In the former case, he falls back on the weapons of the world to accomplish God’s goals. I am convinced, for example, that much Christian political activism has its roots in just such a crisis of confidence in the Gospel. Lacking confidence in the Gospel, in frustration, ministers resort to political means. This will fail miserably, in my judgment. In fact it already has.
This is precisely the route liberals took when they gave up on the Gospel. Like them before us, we mask our departure with pious rationalizations. We call it perhaps “getting the salt out of the shaker.” Now who can argue with that? The problem is, for me at least, I see a lot more agitation than salinization. Who is coming to Christ? Certainly we have to stake out our Christian positions on many of these issues. What I am saying is that we can add to our agenda as necessary; but we have no right to subtract or substitute. And that, I am afraid, is mostly what this kind of activity ends up doing—subtracting and substituting.
In the latter case, we get a similar result with a different rationale. Because we are unwilling to tolerate the social risks inherent in traditional evangelism, we opt for circuitous strategies that go around by Robin Hood’s barn.

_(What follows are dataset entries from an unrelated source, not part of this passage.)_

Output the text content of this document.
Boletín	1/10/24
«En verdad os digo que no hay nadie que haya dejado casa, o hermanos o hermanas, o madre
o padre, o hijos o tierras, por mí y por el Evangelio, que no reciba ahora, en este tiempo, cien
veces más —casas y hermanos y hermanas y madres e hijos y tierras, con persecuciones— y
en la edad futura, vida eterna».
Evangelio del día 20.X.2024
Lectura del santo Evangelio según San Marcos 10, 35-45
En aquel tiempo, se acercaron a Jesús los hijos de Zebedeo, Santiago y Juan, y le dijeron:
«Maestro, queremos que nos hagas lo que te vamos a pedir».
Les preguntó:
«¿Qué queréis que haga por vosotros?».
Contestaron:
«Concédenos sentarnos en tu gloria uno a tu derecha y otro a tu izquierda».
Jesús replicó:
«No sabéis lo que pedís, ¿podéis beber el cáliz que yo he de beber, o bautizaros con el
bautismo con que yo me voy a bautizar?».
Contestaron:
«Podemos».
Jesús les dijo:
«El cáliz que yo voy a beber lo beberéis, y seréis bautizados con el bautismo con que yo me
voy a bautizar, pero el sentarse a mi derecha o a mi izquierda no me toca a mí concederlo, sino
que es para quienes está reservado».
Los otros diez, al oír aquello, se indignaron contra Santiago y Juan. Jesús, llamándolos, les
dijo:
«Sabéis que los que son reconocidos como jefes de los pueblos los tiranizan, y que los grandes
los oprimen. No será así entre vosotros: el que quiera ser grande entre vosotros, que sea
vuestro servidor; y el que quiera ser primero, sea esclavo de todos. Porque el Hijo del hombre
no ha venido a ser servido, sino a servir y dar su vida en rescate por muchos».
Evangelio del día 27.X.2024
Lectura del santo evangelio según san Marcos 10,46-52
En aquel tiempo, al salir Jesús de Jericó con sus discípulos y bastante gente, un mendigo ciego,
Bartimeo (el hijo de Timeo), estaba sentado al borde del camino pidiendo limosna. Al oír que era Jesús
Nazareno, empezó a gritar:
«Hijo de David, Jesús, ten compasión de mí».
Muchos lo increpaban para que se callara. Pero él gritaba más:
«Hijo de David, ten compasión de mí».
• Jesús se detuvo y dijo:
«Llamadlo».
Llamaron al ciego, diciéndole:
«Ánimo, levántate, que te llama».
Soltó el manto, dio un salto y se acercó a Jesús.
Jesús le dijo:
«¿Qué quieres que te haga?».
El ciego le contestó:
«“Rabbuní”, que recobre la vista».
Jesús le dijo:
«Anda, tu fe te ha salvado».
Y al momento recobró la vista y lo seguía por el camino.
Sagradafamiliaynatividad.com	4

In this mode the evader of the evangelistic task likes to talk piously of a strategy of social “bridge building.” It also goes by other soothing names like “friendship evangelism.”
Now the idea in itself is sound enough, let it be acknowledged. And in some cases I have no doubt that it is a serious evangelistic strategy and one which actually bears fruit.
But for many, it appears to me, these bridges
are white elephants. Bridges are useless without approaches. And we never get down to approaches. You see, our mission is not building relationships with the world. It is calling the world to discipleship. Anything short of that is functional abortion.
Let us face the reality. For most people in this mode, “friendship evangelism” is not a strategy of evangelism, but a strategy of evasion. They are not building bridges; they are hiding in bunkers. This posture is quite frequently the child of doubt, not the offspring of commitment.
And, the truth is, many preachers therefore don’t experience the power of God because they are unwilling to take the risks necessary. The power of God seems to most often find us out there on the raw edges of serious risk. Few endeavors present us with so many opportunities to encounter the power and presence of God as aggressive, up front, eye-to-eye evangelism where the Enemy is most vulnerable and defensive.